Common symptoms of a significant deviation include one-sided nasal congestion that doesn’t improve with decongestants, recurring nosebleeds (usually from the narrower side where airflow dries the lining), facial pressure or headaches caused by the septum pressing against the inner nasal wall, noisy breathing during sleep, and a preference for sleeping on one side to keep the less-blocked nostril open. Some people develop repeated sinus infections because the deviation traps mucus that would normally drain freely.

Headaches from a deviated septum have a specific pattern. They result from a bony spur or ridge on the septum pressing directly against the sensitive lining on the opposite wall. This contact-point headache typically affects one side of the face and can be confirmed by a doctor applying a topical numbing agent to the spot. If the headache disappears when the area is numbed, the septum is likely the cause.

How Doctors Confirm a Deviation

Diagnosis is straightforward. A doctor looks inside your nose using a bright light and a tool that gently spreads the nostrils open. For deviations deeper in the nasal cavity, a thin flexible scope with a light on the tip gives a clear view of the full septum. CT scans are occasionally used if surgery is being considered or if sinus disease needs to be evaluated at the same time, but most deviations are visible on a simple physical exam.

When Treatment Becomes Necessary

Mild deviations that don’t affect your breathing or quality of life don’t need treatment. For moderate symptoms, saline rinses and nasal steroid sprays can reduce swelling in the turbinates and improve airflow enough to manage day-to-day comfort. These don’t fix the structural problem, but they can make a meaningful difference.

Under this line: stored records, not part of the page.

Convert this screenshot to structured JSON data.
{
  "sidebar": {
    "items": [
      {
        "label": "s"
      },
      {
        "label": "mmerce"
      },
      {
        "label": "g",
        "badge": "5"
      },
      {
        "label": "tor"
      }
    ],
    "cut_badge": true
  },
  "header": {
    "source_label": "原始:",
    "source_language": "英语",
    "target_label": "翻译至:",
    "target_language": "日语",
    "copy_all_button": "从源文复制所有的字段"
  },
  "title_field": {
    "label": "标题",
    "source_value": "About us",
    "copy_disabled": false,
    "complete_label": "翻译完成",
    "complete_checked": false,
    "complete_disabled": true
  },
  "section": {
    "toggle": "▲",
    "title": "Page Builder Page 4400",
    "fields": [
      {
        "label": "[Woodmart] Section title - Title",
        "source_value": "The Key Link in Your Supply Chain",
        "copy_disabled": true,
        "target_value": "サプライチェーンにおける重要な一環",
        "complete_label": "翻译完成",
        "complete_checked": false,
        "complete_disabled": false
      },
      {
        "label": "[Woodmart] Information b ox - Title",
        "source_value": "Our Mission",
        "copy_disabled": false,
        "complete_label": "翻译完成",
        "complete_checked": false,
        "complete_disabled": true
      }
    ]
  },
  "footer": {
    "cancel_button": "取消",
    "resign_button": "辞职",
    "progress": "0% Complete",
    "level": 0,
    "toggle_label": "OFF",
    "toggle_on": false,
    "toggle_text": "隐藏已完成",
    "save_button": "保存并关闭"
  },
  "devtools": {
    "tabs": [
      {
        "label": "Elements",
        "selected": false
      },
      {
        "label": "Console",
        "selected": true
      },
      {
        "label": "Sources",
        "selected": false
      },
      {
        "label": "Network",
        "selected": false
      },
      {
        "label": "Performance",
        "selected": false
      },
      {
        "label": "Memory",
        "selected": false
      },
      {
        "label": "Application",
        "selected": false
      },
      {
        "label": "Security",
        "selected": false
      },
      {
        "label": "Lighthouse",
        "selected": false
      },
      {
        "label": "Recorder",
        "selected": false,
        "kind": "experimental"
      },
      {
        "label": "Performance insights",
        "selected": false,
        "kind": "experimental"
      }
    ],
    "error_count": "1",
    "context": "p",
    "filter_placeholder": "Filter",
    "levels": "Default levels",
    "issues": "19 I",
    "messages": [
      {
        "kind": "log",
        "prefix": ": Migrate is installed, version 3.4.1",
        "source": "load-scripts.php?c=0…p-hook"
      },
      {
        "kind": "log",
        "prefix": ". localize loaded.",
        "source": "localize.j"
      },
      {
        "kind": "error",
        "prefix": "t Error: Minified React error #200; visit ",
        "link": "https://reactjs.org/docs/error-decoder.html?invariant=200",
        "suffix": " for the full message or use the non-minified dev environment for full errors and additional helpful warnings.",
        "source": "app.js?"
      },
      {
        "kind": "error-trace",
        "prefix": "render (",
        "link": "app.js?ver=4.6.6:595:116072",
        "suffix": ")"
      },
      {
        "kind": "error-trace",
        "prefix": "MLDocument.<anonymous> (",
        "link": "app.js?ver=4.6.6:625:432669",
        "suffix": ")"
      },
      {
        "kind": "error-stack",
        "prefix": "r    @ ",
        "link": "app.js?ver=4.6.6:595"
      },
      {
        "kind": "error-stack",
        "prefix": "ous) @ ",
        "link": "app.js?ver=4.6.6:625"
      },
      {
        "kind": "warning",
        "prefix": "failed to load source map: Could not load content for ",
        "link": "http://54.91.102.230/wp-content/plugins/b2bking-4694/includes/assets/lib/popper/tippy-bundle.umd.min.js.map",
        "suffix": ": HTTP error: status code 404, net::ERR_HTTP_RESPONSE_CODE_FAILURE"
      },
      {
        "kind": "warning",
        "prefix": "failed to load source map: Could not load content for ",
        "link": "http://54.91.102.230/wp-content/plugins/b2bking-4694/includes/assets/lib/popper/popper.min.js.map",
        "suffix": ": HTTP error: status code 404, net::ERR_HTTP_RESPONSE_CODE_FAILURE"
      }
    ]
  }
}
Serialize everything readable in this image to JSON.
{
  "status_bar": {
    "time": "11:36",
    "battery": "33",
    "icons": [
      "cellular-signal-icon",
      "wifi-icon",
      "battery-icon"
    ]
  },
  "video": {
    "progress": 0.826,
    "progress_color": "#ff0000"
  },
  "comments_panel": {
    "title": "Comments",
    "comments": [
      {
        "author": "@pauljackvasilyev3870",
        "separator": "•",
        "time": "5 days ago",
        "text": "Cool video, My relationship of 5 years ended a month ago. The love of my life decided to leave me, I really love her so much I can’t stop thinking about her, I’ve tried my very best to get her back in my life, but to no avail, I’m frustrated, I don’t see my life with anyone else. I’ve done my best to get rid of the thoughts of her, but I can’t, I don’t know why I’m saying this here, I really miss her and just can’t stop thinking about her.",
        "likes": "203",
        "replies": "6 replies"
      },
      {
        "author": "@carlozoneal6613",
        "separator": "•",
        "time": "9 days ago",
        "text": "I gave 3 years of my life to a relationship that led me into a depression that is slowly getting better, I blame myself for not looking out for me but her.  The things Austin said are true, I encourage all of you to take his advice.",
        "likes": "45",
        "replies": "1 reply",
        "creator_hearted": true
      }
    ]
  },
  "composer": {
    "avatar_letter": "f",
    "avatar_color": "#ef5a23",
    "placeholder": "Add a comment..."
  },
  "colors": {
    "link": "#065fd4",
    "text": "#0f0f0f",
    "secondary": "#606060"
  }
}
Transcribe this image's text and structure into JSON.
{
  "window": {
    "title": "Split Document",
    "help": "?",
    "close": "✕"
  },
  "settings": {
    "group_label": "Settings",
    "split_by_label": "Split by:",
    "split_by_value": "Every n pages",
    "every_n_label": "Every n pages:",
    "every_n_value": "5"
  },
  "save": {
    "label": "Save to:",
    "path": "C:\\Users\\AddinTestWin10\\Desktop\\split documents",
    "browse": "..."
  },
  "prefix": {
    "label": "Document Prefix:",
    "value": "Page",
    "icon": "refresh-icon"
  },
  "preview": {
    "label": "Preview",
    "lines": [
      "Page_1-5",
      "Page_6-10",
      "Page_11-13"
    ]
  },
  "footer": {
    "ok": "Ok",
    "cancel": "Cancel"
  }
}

Surgery, called septoplasty, is considered when specific thresholds are met: nasal airway obstruction that forces mouth breathing or contributes to sleep apnea, nosebleeds that can’t be controlled with other measures, or headaches caused by septal contact points. It’s also performed when a deviated septum blocks access needed for other nasal procedures, like removing polyps or treating chronic sinus disease. The procedure straightens the cartilage and bone, and recovery typically involves a week or two of congestion and tenderness before breathing improves significantly.

Most people with a deviated septum never need surgery. The deviation is simply part of your anatomy, like having one foot slightly larger than the other. It only becomes a medical issue when it consistently interferes with breathing, sleep, or sinus health.